Abstract

This paper compares the measured wellbore pressure losses from a variety of gas-condensate and gas-water wells with the results from the following steady-state multiphase correlations:

  • Aziz, Govier and Fogarasi(1)

  • Hagedorn and Brown (2)

  • Beggs and Brill (3)

  • Beggs and Brill revised (4)

  • OLGAS (5)

  • OLGAS 2000 (2 phase from Scandpower) (6)

  • Gregory - AGF (7)

This paper describes the Gregory - AGF(7) model, which is a modification of the Aziz, Govier and Fogarasi (1) method. The differences between using the Duns and Ros (8) model and the Gray(9) correlation for annular-mist flow are outlined. A revision to the Gray (9) correlation is proposed to remedy an apparent typographical error in the publication of that method. The results from using both the original and revised version of the Gray (9) method (as part of the Gregory - AGF (7) model) are compared.

Introduction

Modelling wellbore pressure losses accurately is especially important for gas field deliverability forecasting. The total amount that the well can produce over its life depends to a large extent on the ability of a well to lift its liquids. It is important to know when compression or smaller tubing is required to help the wells lift their liquids when planning gas field development. Thus correctly predicting multiphase wellbore pressure losses is crucial. This paper compares measured wellbore pressure losses in gas-condensate and gas-water wells with the predictions of several multiphase wellbore pressure loss correlations, including:

  • Aziz, Govier and Fogarasi(1)

  • Hagedorn and Brown (2)

  • Beggs and Brill (3)

  • Beggs and Brill revised (4)

  • OLGAS (5)

  • OLGAS 2000 (2 phase from Scandpower) (6)

  • Gregory - AGF (7)

The Aziz, Govier, and Fogarasi (1) method determines the flow regime (i.e. annular-mist, slug, froth, bubble) using the correlation of Govier and Aziz (10) and then the corresponding model is used to calculate liquid holdup and frictional pressure loss.

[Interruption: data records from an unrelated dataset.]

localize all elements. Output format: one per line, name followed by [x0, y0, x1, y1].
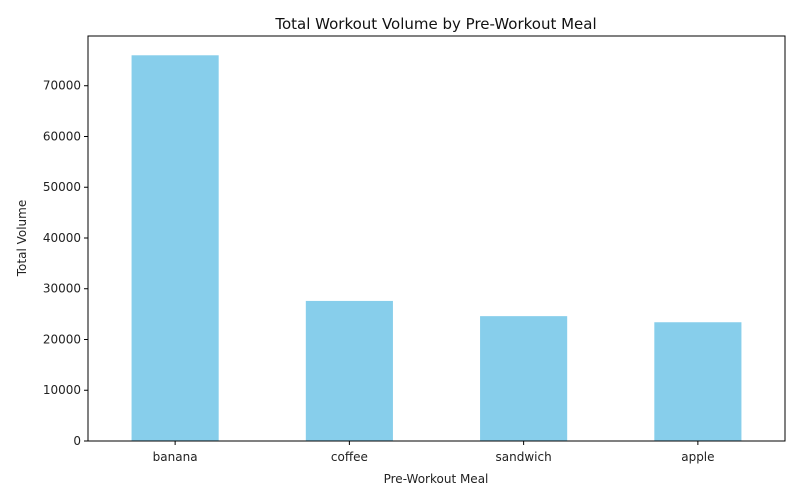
bars-group — [132, 55, 742, 441]
x-tick-label: apple — [681, 450, 714, 464]
y-tick-label: 0 — [73, 434, 81, 448]
y-tick-label: 20000 — [43, 332, 81, 346]
x-tick-label: sandwich — [496, 450, 552, 464]
bar-banana — [132, 55, 219, 441]
y-tick-label: 50000 — [43, 180, 81, 194]
y-tick-label: 70000 — [43, 79, 81, 93]
x-tick-label: coffee — [331, 450, 368, 464]
y-tick-label: 30000 — [43, 282, 81, 296]
y-tick-label: 10000 — [43, 383, 81, 397]
y-tick-label: 40000 — [43, 231, 81, 245]
y-axis-ticks: 0 10000 20000 30000 40000 50000 60000 70000 — [43, 79, 88, 448]
bar-sandwich — [480, 316, 567, 441]
x-axis-ticks: banana coffee sandwich apple — [153, 441, 715, 464]
bar-coffee — [306, 301, 393, 441]
y-axis-label: Total Volume — [15, 200, 29, 277]
bar-apple — [654, 322, 741, 441]
x-tick-label: banana — [153, 450, 198, 464]
x-axis-label: Pre-Workout Meal — [384, 472, 489, 486]
y-tick-label: 60000 — [43, 129, 81, 143]
chart-title: Total Workout Volume by Pre-Workout Meal — [274, 15, 596, 33]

The Hagedorn and Brown(2) method was developed for multiphase wellbore pressure loss calculations using data from a 457 m deep producing test well with nominal tubing sizes of 25 mm, 31.75 mm and 38.1 mm. The liquid holdup was not directly measured; instead, it was inferred from the measured pressure losses. The original Hagedorn and Brown (2) method is independent of flow regime. The revised version used in this study determines if bubble flow exists according to the Griffith and Wallis criteria. If bubble flow exists, the Griffith and Wallis equations to compute liquid holdup and friction loss are used, otherwise the original Hagedorn and Brown procedure is followed. The DeGance and Atherton (11) equations are used instead of the graphs included in the original paper by Hagedorn and Brown(2). The holdup revision suggested by Abdul Majeed et al(12) is incorporated in this revised version.